In community property states like Washington, marital assets and debts are generally divided down the middle between the divorcing spouses. Matters become more complicated, though, as assets become more complicated. If you and your soon-to-be ex have real estate, vehicles, a retirement plan, stock options, a business or multiple bank accounts, then it’s probably a good idea to get professional assistance in identifying and valuating assets.

With that in mind, let’s consider the division of retirement plans. Unfortunately, sometimes one spouse will try to convince the other that a pension or retirement account can’t be divided. That simply isn’t true. Just because a portion of only one party’s paycheck went into the plan doesn’t mean that a retirement account isn’t community property.
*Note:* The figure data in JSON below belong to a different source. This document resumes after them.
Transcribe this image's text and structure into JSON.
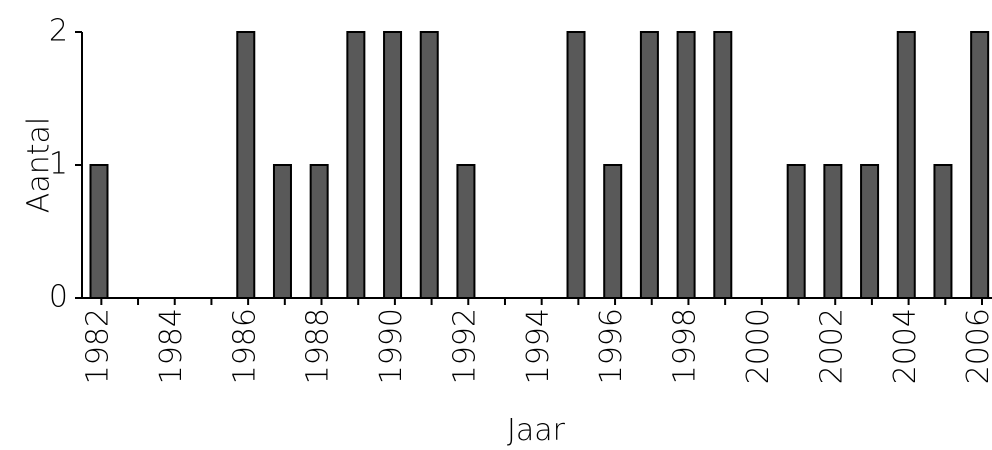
{
  "chart_data": {
    "type": "bar",
    "xlabel": "Jaar",
    "ylabel": "Aantal",
    "ylim": [
      0,
      2
    ],
    "yticks": [
      "0",
      "1",
      "2"
    ],
    "grid": false,
    "legend": "none",
    "bar_color": "#595959",
    "bar_outline": "#000000",
    "x": [
      1982,
      1983,
      1984,
      1985,
      1986,
      1987,
      1988,
      1989,
      1990,
      1991,
      1992,
      1993,
      1994,
      1995,
      1996,
      1997,
      1998,
      1999,
      2000,
      2001,
      2002,
      2003,
      2004,
      2005,
      2006
    ],
    "values": [
      1,
      0,
      0,
      0,
      2,
      1,
      1,
      2,
      2,
      2,
      1,
      0,
      0,
      2,
      1,
      2,
      2,
      2,
      0,
      1,
      1,
      1,
      2,
      1,
      2
    ],
    "tick_labels": [
      "1982",
      "1984",
      "1986",
      "1988",
      "1990",
      "1992",
      "1994",
      "1996",
      "1998",
      "2000",
      "2002",
      "2004",
      "2006"
    ]
  }
}
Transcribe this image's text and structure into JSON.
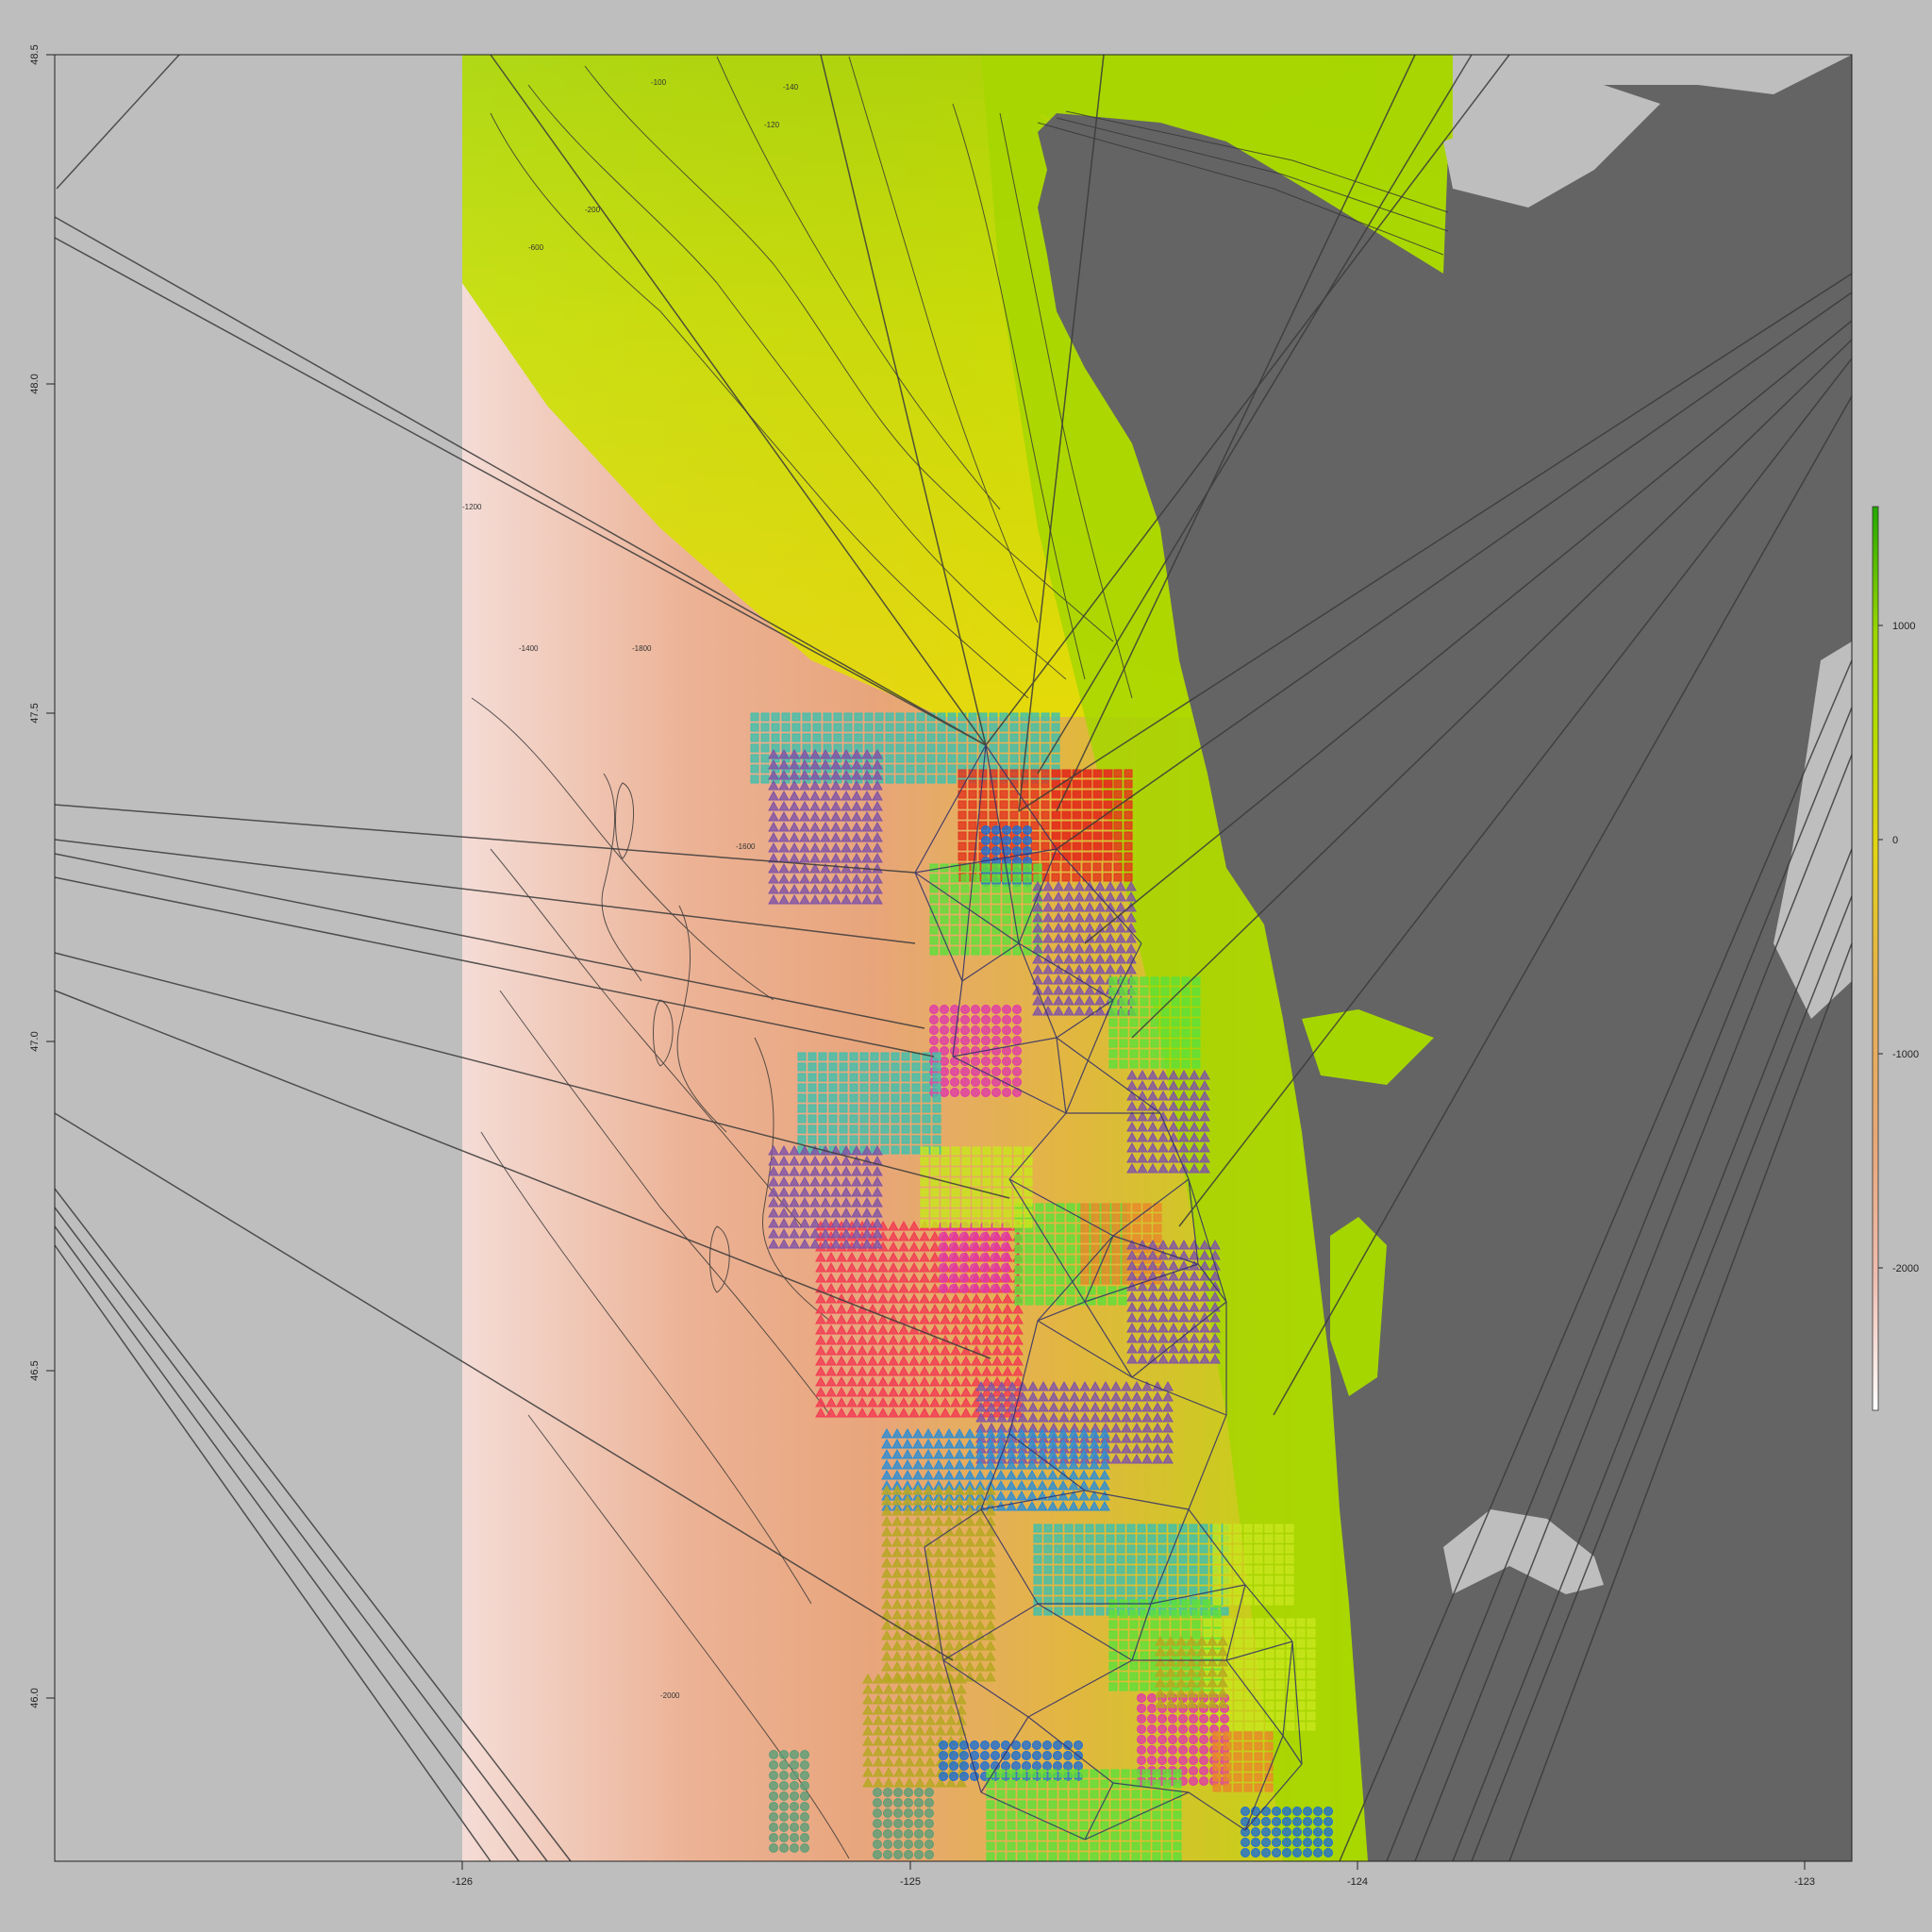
{
  "map": {
    "x_axis": {
      "ticks": [
        {
          "value": -126,
          "label": "-126"
        },
        {
          "value": -125,
          "label": "-125"
        },
        {
          "value": -124,
          "label": "-124"
        },
        {
          "value": -123,
          "label": "-123"
        }
      ]
    },
    "y_axis": {
      "ticks": [
        {
          "value": 48.5,
          "label": "48.5"
        },
        {
          "value": 48.0,
          "label": "48.0"
        },
        {
          "value": 47.5,
          "label": "47.5"
        },
        {
          "value": 47.0,
          "label": "47.0"
        },
        {
          "value": 46.5,
          "label": "46.5"
        },
        {
          "value": 46.0,
          "label": "46.0"
        }
      ]
    },
    "legend": {
      "ticks": [
        {
          "value": 1000,
          "label": "1000"
        },
        {
          "value": 0,
          "label": "0"
        },
        {
          "value": -1000,
          "label": "-1000"
        },
        {
          "value": -2000,
          "label": "-2000"
        }
      ],
      "colors": [
        "#ffffff",
        "#eebcb0",
        "#e8a878",
        "#e6b24a",
        "#e2d415",
        "#d9e600",
        "#b2dc00",
        "#9bd600",
        "#22a800"
      ]
    },
    "colors": {
      "background": "#bebebe",
      "land": "#646464",
      "water": "#bebebe",
      "deep_ocean": "#e8a57b",
      "shelf": "#a6d600",
      "contour": "#333333",
      "track_lines": "#3a3a3a"
    },
    "contour_labels": [
      {
        "text": "-1800"
      },
      {
        "text": "-1600"
      },
      {
        "text": "-1400"
      },
      {
        "text": "-1200"
      },
      {
        "text": "-2000"
      },
      {
        "text": "-200"
      },
      {
        "text": "-600"
      },
      {
        "text": "-140"
      },
      {
        "text": "-120"
      },
      {
        "text": "-100"
      }
    ],
    "survey_blocks": [
      {
        "color": "#3fbfad",
        "symbol": "square"
      },
      {
        "color": "#e2331d",
        "symbol": "square"
      },
      {
        "color": "#7f53a6",
        "symbol": "triangle"
      },
      {
        "color": "#1e6ed2",
        "symbol": "circle"
      },
      {
        "color": "#5de03a",
        "symbol": "square"
      },
      {
        "color": "#e03aa8",
        "symbol": "circle"
      },
      {
        "color": "#b5a821",
        "symbol": "triangle"
      },
      {
        "color": "#f23a52",
        "symbol": "triangle"
      },
      {
        "color": "#c8e61d",
        "symbol": "square"
      },
      {
        "color": "#2c8dd4",
        "symbol": "triangle"
      },
      {
        "color": "#5a9e78",
        "symbol": "circle"
      },
      {
        "color": "#e8882a",
        "symbol": "square"
      }
    ]
  }
}
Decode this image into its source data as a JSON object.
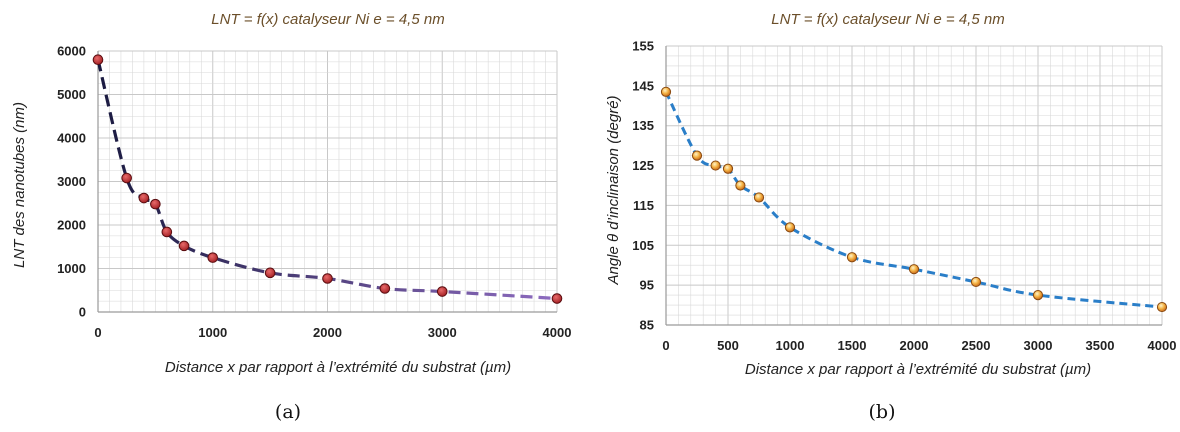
{
  "chart_data": [
    {
      "type": "line",
      "title": "LNT = f(x) catalyseur Ni e = 4,5 nm",
      "xlabel": "Distance x par rapport à l’extrémité du substrat (µm)",
      "ylabel": "LNT des nanotubes (nm)",
      "xlim": [
        0,
        4000
      ],
      "ylim": [
        0,
        6000
      ],
      "xticks": [
        "0",
        "1000",
        "2000",
        "3000",
        "4000"
      ],
      "yticks": [
        "0",
        "1000",
        "2000",
        "3000",
        "4000",
        "5000",
        "6000"
      ],
      "grid": "light minor grid",
      "series": [
        {
          "x": [
            0,
            250,
            400,
            500,
            600,
            750,
            1000,
            1500,
            2000,
            2500,
            3000,
            4000
          ],
          "y": [
            5800,
            3080,
            2620,
            2480,
            1840,
            1520,
            1250,
            900,
            770,
            540,
            470,
            310
          ],
          "marker_color": "#c0282d",
          "line_style": "dashed, gradient from #1a1a40 to #8e6cc0"
        }
      ],
      "panel_label": "(a)"
    },
    {
      "type": "line",
      "title": "LNT = f(x) catalyseur Ni e = 4,5 nm",
      "xlabel": "Distance x par rapport à l’extrémité du substrat (µm)",
      "ylabel": "Angle θ d’inclinaison (degré)",
      "xlim": [
        0,
        4000
      ],
      "ylim": [
        85,
        155
      ],
      "xticks": [
        "0",
        "500",
        "1000",
        "1500",
        "2000",
        "2500",
        "3000",
        "3500",
        "4000"
      ],
      "yticks": [
        "85",
        "95",
        "105",
        "115",
        "125",
        "135",
        "145",
        "155"
      ],
      "grid": "dense minor grid",
      "series": [
        {
          "x": [
            0,
            250,
            400,
            500,
            600,
            750,
            1000,
            1500,
            2000,
            2500,
            3000,
            4000
          ],
          "y": [
            143.5,
            127.5,
            125,
            124.2,
            120,
            117,
            109.5,
            102,
            99,
            95.8,
            92.5,
            89.5
          ],
          "marker_color": "#f0a030",
          "line_color": "#2a7ec8",
          "line_style": "dashed"
        }
      ],
      "panel_label": "(b)"
    }
  ]
}
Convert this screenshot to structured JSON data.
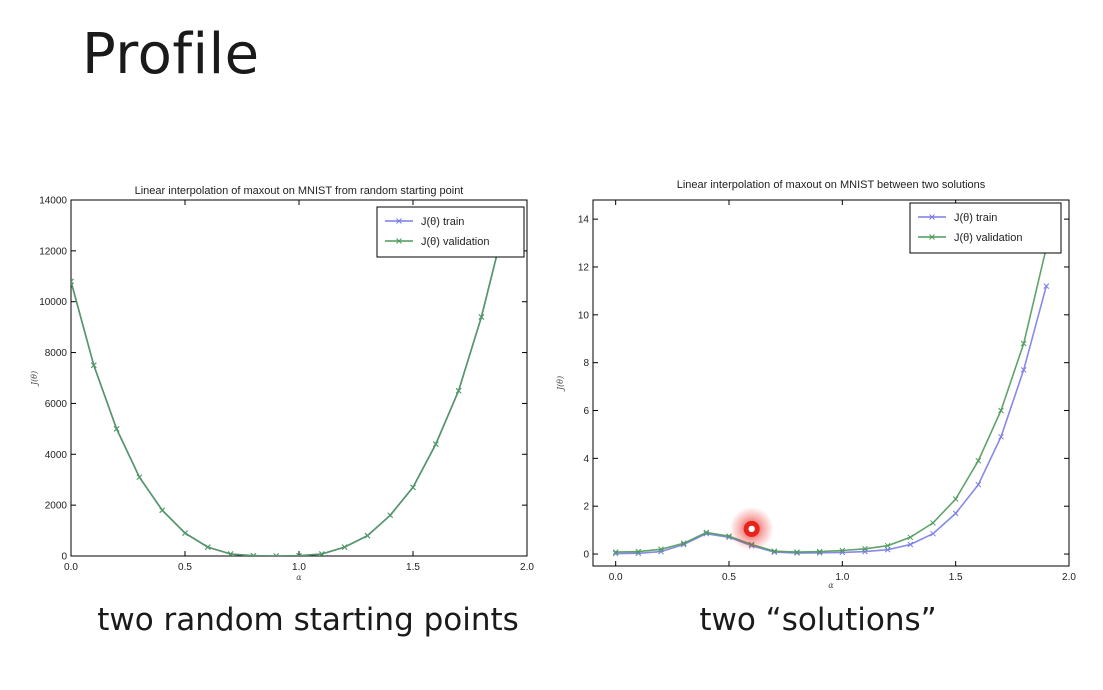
{
  "slide": {
    "title": "Profile",
    "captions": {
      "left": "two random starting points",
      "right": "two “solutions”"
    }
  },
  "colors": {
    "train": "#7b7be8",
    "validation": "#4f9a5a",
    "highlight": "#e8221c"
  },
  "chart_data": [
    {
      "type": "line",
      "title": "Linear interpolation of maxout on MNIST from random starting point",
      "xlabel": "α",
      "ylabel": "J(θ)",
      "xlim": [
        0.0,
        2.0
      ],
      "ylim": [
        0,
        14000
      ],
      "xticks": [
        "0.0",
        "0.5",
        "1.0",
        "1.5",
        "2.0"
      ],
      "yticks": [
        "0",
        "2000",
        "4000",
        "6000",
        "8000",
        "10000",
        "12000",
        "14000"
      ],
      "legend_position": "top-right",
      "grid": false,
      "series": [
        {
          "name": "J(θ) train",
          "color": "#7b7be8",
          "x": [
            0.0,
            0.1,
            0.2,
            0.3,
            0.4,
            0.5,
            0.6,
            0.7,
            0.8,
            0.9,
            1.0,
            1.1,
            1.2,
            1.3,
            1.4,
            1.5,
            1.6,
            1.7,
            1.8,
            1.9
          ],
          "y": [
            10800,
            7500,
            5000,
            3100,
            1800,
            900,
            350,
            80,
            10,
            0,
            10,
            80,
            350,
            800,
            1600,
            2700,
            4400,
            6500,
            9400,
            13000
          ]
        },
        {
          "name": "J(θ) validation",
          "color": "#4f9a5a",
          "x": [
            0.0,
            0.1,
            0.2,
            0.3,
            0.4,
            0.5,
            0.6,
            0.7,
            0.8,
            0.9,
            1.0,
            1.1,
            1.2,
            1.3,
            1.4,
            1.5,
            1.6,
            1.7,
            1.8,
            1.9
          ],
          "y": [
            10800,
            7500,
            5000,
            3100,
            1800,
            900,
            350,
            80,
            10,
            0,
            10,
            80,
            350,
            800,
            1600,
            2700,
            4400,
            6500,
            9400,
            13000
          ]
        }
      ]
    },
    {
      "type": "line",
      "title": "Linear interpolation of maxout on MNIST between two solutions",
      "xlabel": "α",
      "ylabel": "J(θ)",
      "xlim": [
        -0.1,
        2.0
      ],
      "ylim": [
        -0.5,
        14.8
      ],
      "xticks": [
        "0.0",
        "0.5",
        "1.0",
        "1.5",
        "2.0"
      ],
      "yticks": [
        "0",
        "2",
        "4",
        "6",
        "8",
        "10",
        "12",
        "14"
      ],
      "legend_position": "top-right",
      "grid": false,
      "annotation": {
        "type": "highlight-dot",
        "x": 0.6,
        "y": 1.05
      },
      "series": [
        {
          "name": "J(θ) train",
          "color": "#7b7be8",
          "x": [
            0.0,
            0.1,
            0.2,
            0.3,
            0.4,
            0.5,
            0.6,
            0.7,
            0.8,
            0.9,
            1.0,
            1.1,
            1.2,
            1.3,
            1.4,
            1.5,
            1.6,
            1.7,
            1.8,
            1.9
          ],
          "y": [
            0.02,
            0.03,
            0.1,
            0.4,
            0.85,
            0.7,
            0.35,
            0.08,
            0.04,
            0.05,
            0.07,
            0.1,
            0.18,
            0.4,
            0.85,
            1.7,
            2.9,
            4.9,
            7.7,
            11.2
          ]
        },
        {
          "name": "J(θ) validation",
          "color": "#4f9a5a",
          "x": [
            0.0,
            0.1,
            0.2,
            0.3,
            0.4,
            0.5,
            0.6,
            0.7,
            0.8,
            0.9,
            1.0,
            1.1,
            1.2,
            1.3,
            1.4,
            1.5,
            1.6,
            1.7,
            1.8,
            1.9
          ],
          "y": [
            0.08,
            0.1,
            0.2,
            0.45,
            0.9,
            0.75,
            0.4,
            0.12,
            0.08,
            0.1,
            0.15,
            0.22,
            0.35,
            0.7,
            1.3,
            2.3,
            3.9,
            6.0,
            8.8,
            12.8
          ]
        }
      ]
    }
  ]
}
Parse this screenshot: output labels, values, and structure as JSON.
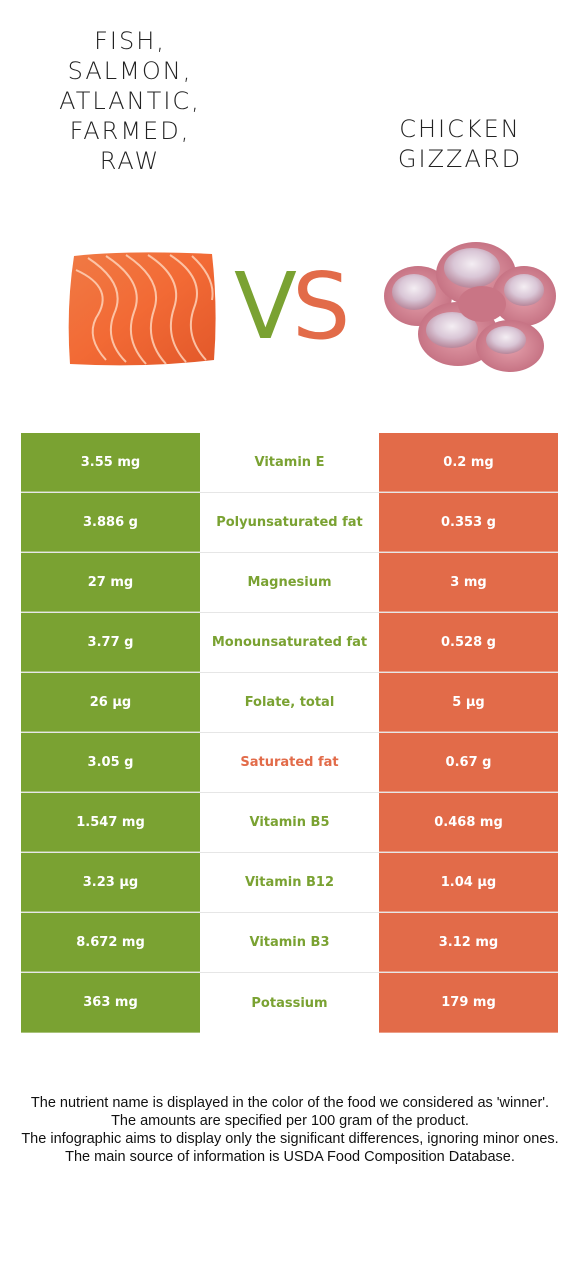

A retirement plan such as a 401(k) or an IRA may be regarded as separate property (not to be divided), but only if the account was fully funded prior to the marriage or if a prenuptial agreement states that the plan can’t be divided. Otherwise, a spouse whose paycheck didn’t fund the plan could still be entitled to a share of it.

A form called a Qualified Domestic Relations Order (QDRO) will be needed to transfer funds to a spouse who didn’t technically contribute to a private-sector retirement plan. Other forms are needed for public-sector retirement accounts. A QDRO can also be used to transfer retirement savings to the child of a plan participant.

If you intend to receive part of a retirement plan as part of a divorce settlement, then you can either roll the funds over into another plan, such as an IRA, or withdraw the money. This last option will likely incur a penalty, so it’s best to consult with your divorce attorney about your short- and long-term goals before making a decision that could affect your financial future.